Пора было жить по-новому. Мы проконопатили и побелили стены двух редакционных комнат, закупили мебель. Оставалось переложить печь, она совсем завалилась и дышала холодом, сыростью и гнилью.
Как-то утром наш молодой предприимчивый печатник привел ко мне старика:
— Это — печник. Обещает справиться быстренько. Вон он какой молодец! Проходи, дед.
Я уже не помню, как звали того старика. Назовем Иваном Филимоновичем Важениным. Мы договорились с ним о цене, и я спросил:
— Когда можете приступить?
— А чо тянуть-то, щас и начинаю.
«Молодчина-старичина», — мысленно одобрил я.
Печник мне нравился: был он одним из тех немногих стариков, которые бодры как сорокалетние; выражение веселых, едучих глаз его слегка насмешливое. И во всем облике старика чувствовалась какая-то лихость, бесшабашность. Но лихость и бесшабашность спокойные, не выпирающие. А такие особенно впечатляют. Очень крепок он был, высок, плечист, прям, — таких стариков можно встретить только в Сибири, да и то по глухим углам где-нибудь.
Перед обедом я заглянул к нему.
— А на улице-то подмораживает, — сказал он мне неторопливо, уверенно, в меру громким голосом. — Кажись, река станет вскорости.
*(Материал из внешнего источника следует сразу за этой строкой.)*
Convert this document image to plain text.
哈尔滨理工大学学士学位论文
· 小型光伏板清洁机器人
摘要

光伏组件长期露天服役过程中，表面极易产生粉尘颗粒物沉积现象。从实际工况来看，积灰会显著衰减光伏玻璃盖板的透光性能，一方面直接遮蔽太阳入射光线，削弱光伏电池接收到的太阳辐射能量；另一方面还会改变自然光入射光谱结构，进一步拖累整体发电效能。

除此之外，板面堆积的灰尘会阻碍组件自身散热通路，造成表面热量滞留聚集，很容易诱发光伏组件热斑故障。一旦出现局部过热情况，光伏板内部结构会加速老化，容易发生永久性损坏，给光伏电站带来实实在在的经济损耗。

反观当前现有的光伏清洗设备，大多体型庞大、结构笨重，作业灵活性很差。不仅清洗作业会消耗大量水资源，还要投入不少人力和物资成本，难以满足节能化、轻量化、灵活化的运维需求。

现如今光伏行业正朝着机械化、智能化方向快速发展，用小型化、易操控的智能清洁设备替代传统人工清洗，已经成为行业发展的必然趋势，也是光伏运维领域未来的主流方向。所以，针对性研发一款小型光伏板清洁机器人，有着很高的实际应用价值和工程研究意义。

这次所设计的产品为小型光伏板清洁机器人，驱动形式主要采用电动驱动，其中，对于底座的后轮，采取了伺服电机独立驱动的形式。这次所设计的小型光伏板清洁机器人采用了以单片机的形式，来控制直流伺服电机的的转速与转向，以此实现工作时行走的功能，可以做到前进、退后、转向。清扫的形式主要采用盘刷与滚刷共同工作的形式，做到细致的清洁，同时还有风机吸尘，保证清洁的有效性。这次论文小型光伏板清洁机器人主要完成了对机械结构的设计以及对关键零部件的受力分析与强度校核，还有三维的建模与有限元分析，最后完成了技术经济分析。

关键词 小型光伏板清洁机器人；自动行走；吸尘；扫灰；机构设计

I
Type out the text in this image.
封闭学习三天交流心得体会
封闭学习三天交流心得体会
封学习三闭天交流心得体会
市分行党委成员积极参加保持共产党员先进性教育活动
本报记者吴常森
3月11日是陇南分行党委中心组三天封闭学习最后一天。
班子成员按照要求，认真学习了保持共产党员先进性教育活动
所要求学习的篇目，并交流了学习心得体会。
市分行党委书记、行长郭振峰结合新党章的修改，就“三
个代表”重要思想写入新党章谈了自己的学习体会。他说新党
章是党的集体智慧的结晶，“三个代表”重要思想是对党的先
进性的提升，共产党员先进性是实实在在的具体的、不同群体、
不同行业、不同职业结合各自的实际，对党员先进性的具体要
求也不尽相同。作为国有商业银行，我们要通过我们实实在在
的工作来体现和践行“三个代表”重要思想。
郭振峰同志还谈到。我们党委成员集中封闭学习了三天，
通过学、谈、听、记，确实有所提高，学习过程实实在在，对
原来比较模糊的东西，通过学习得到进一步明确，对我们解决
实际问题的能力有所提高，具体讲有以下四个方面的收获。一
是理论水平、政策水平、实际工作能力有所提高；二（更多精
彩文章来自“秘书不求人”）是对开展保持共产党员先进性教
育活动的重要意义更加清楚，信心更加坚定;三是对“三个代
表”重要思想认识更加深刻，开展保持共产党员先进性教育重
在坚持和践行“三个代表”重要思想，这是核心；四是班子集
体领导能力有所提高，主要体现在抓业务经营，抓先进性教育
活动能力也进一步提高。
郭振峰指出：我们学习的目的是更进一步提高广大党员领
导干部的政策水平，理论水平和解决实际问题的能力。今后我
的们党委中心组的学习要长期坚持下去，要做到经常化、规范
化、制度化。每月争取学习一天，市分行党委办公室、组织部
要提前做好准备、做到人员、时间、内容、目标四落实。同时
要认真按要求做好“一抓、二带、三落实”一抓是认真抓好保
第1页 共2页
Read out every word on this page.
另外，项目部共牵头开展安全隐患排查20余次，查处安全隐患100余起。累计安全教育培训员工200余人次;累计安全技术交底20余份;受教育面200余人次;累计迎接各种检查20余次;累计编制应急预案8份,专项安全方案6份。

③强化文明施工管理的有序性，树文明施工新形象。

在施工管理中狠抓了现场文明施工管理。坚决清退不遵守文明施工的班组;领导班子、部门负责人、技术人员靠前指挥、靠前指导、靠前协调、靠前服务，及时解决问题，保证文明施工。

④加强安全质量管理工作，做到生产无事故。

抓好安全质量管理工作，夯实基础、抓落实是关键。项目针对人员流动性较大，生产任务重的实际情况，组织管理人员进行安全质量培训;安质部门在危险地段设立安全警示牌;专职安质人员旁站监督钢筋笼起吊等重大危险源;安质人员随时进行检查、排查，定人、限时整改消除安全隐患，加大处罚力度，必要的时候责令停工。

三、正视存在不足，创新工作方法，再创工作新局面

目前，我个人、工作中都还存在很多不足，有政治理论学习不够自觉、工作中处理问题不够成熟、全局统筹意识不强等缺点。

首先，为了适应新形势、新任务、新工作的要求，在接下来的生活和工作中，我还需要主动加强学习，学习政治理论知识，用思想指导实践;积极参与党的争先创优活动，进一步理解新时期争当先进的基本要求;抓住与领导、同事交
Это была попытка завести разговор. Действительно, ночами крепко подмораживало: утром идешь по улице, и сапоги гулко стучат по иглистой, застывшей земле, и на тебя наплывает неуловимое, неясное ощущение близкой и долгой северной зимы. У меня оставалось до обеда еще с полчаса, и я не прочь был поболтать.
— Да, да, по всему чувствуется. Здешний?
— Я-то? Не, из Бачиково. В гостях здесь, у свояченицы. С огородишком убрался, дровишек подтянул и наколол. Ну и до снега-то погулять решил.
Нет, он мне положительно нравился, этот мужик: прост, без противной стариковской приниженности, и в то же время не старался показать свою значимость, что у иных дедов тоже бывает.